Qualcomm (QCOM) is reportedly set to get the go-ahead in China for its planned takeover of NXP, the Dutch semiconductor firm.

Chinese regulatory approval for the merger had stalled, in the context of the ongoing trade spat between China and the U.S., but it seems the recent thaw in that dispute has cleared the way again.

According to the Wall Street Journal‘s sources, China’s State Administration for Market Regulation will give its approval to the takeover within days.

Reuters‘ sources also said the watchdog had conducted “productive talks” with Qualcomm’s representatives in Beijing on Friday, and the Californian chip giant was “cautiously optimistic” about its chances.

Qualcomm’s $44 billion takeover of NXP (NXPI) will, if it follows through, be the largest in the semiconductor industry.
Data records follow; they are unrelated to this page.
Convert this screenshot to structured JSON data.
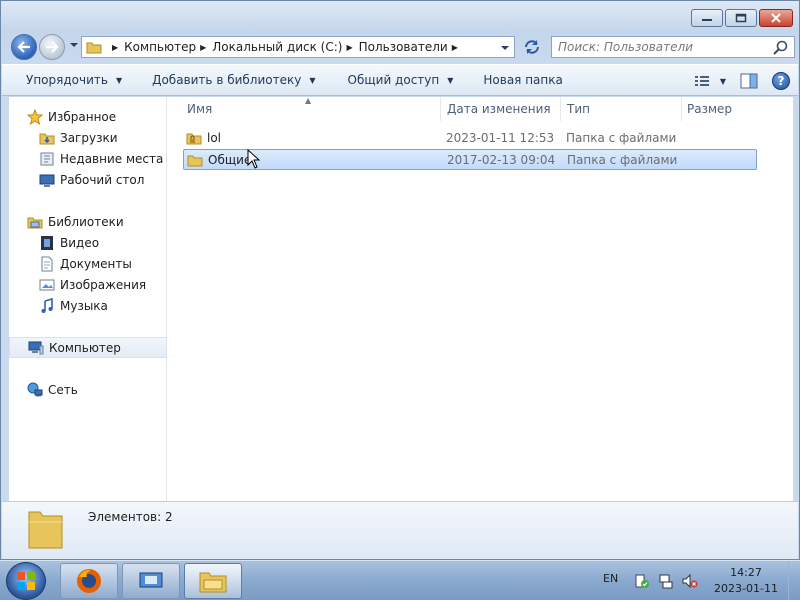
{
  "window": {
    "caption_buttons": [
      "minimize",
      "maximize",
      "close"
    ]
  },
  "address": {
    "crumbs": [
      "Компьютер",
      "Локальный диск (C:)",
      "Пользователи"
    ]
  },
  "search": {
    "placeholder": "Поиск: Пользователи"
  },
  "toolbar": {
    "organize": "Упорядочить",
    "add_to_library": "Добавить в библиотеку",
    "share": "Общий доступ",
    "new_folder": "Новая папка",
    "help": "?"
  },
  "sidebar": {
    "favorites": {
      "label": "Избранное",
      "items": [
        "Загрузки",
        "Недавние места",
        "Рабочий стол"
      ]
    },
    "libraries": {
      "label": "Библиотеки",
      "items": [
        "Видео",
        "Документы",
        "Изображения",
        "Музыка"
      ]
    },
    "computer": "Компьютер",
    "network": "Сеть"
  },
  "columns": {
    "name": "Имя",
    "date": "Дата изменения",
    "type": "Тип",
    "size": "Размер"
  },
  "files": [
    {
      "name": "lol",
      "date": "2023-01-11 12:53",
      "type": "Папка с файлами",
      "selected": false
    },
    {
      "name": "Общие",
      "date": "2017-02-13 09:04",
      "type": "Папка с файлами",
      "selected": true
    }
  ],
  "details": {
    "count": "Элементов: 2"
  },
  "taskbar": {
    "lang": "EN",
    "time": "14:27",
    "date": "2023-01-11"
  },
  "colors": {
    "accent": "#1e395b",
    "selection": "#c1dbfc",
    "window_frame": "#c9d9ee"
  }
}
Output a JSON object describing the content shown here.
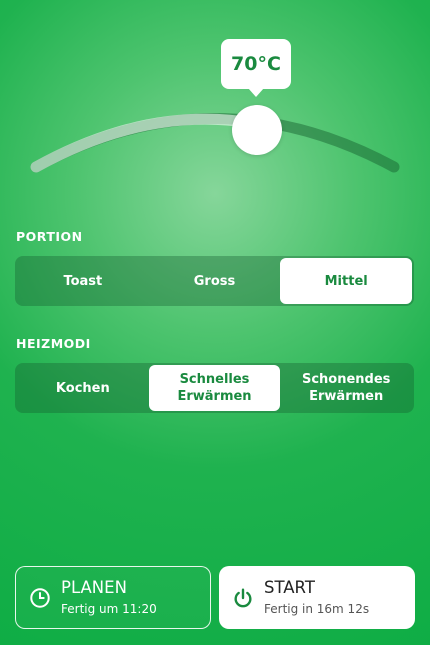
{
  "temperature": {
    "display": "70°C",
    "level": 0.63
  },
  "portion": {
    "label": "PORTION",
    "options": [
      "Toast",
      "Gross",
      "Mittel"
    ],
    "selected": "Mittel"
  },
  "heizmodi": {
    "label": "HEIZMODI",
    "options": [
      "Kochen",
      "Schnelles\nErwärmen",
      "Schonendes\nErwärmen"
    ],
    "selected": "Schnelles Erwärmen"
  },
  "plan_button": {
    "title": "PLANEN",
    "subtitle": "Fertig um 11:20",
    "icon": "clock-icon"
  },
  "start_button": {
    "title": "START",
    "subtitle": "Fertig in 16m 12s",
    "icon": "power-icon"
  },
  "colors": {
    "accent": "#1a8a3f",
    "background": "#11ad47"
  }
}
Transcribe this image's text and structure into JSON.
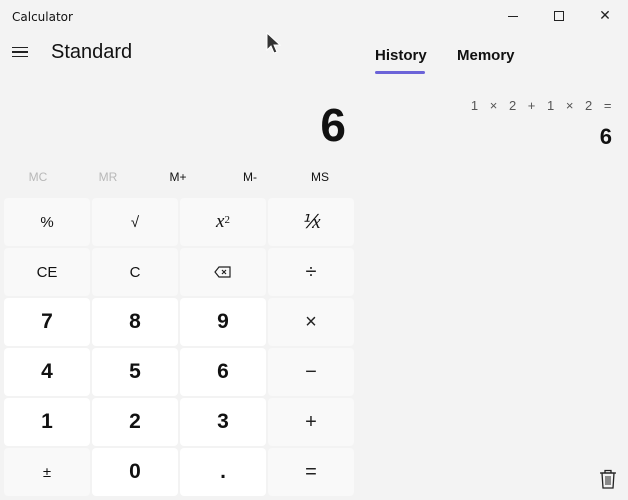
{
  "window": {
    "title": "Calculator",
    "min_icon": "minimize-icon",
    "max_icon": "maximize-icon",
    "close_symbol": "✕"
  },
  "header": {
    "mode": "Standard",
    "menu_icon": "hamburger-icon"
  },
  "tabs": [
    {
      "label": "History",
      "active": true
    },
    {
      "label": "Memory",
      "active": false
    }
  ],
  "accent_color": "#6b63d8",
  "display": {
    "value": "6"
  },
  "memory": [
    {
      "label": "MC",
      "enabled": false
    },
    {
      "label": "MR",
      "enabled": false
    },
    {
      "label": "M+",
      "enabled": true
    },
    {
      "label": "M-",
      "enabled": true
    },
    {
      "label": "MS",
      "enabled": true
    }
  ],
  "keys": {
    "percent": "%",
    "sqrt": "√",
    "square_base": "x",
    "square_exp": "2",
    "reciprocal": "⅟x",
    "ce": "CE",
    "c": "C",
    "backspace_icon": "backspace-icon",
    "divide": "÷",
    "seven": "7",
    "eight": "8",
    "nine": "9",
    "multiply": "×",
    "four": "4",
    "five": "5",
    "six": "6",
    "minus": "−",
    "one": "1",
    "two": "2",
    "three": "3",
    "plus": "+",
    "negate": "±",
    "zero": "0",
    "decimal": ".",
    "equals": "="
  },
  "history": {
    "expression": "1 × 2 + 1 × 2 =",
    "result": "6",
    "clear_icon": "trash-icon"
  }
}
NXP is a major player in chips for security cards, the internet of things and the automotive sector, while Qualcomm is particularly big in processors for the mobile industry.

It seems the fate of the deal is linked to that of Chinese phone company ZTE (ZTCOY), which the U.S. had banned from buying American components—such as Qualcomm processors—due to ZTE breaking sanctions on Iran. President Donald Trump’s administration said Friday that it would lift that ban in exchange for ZTE paying a $1.3 billion fine and making management changes.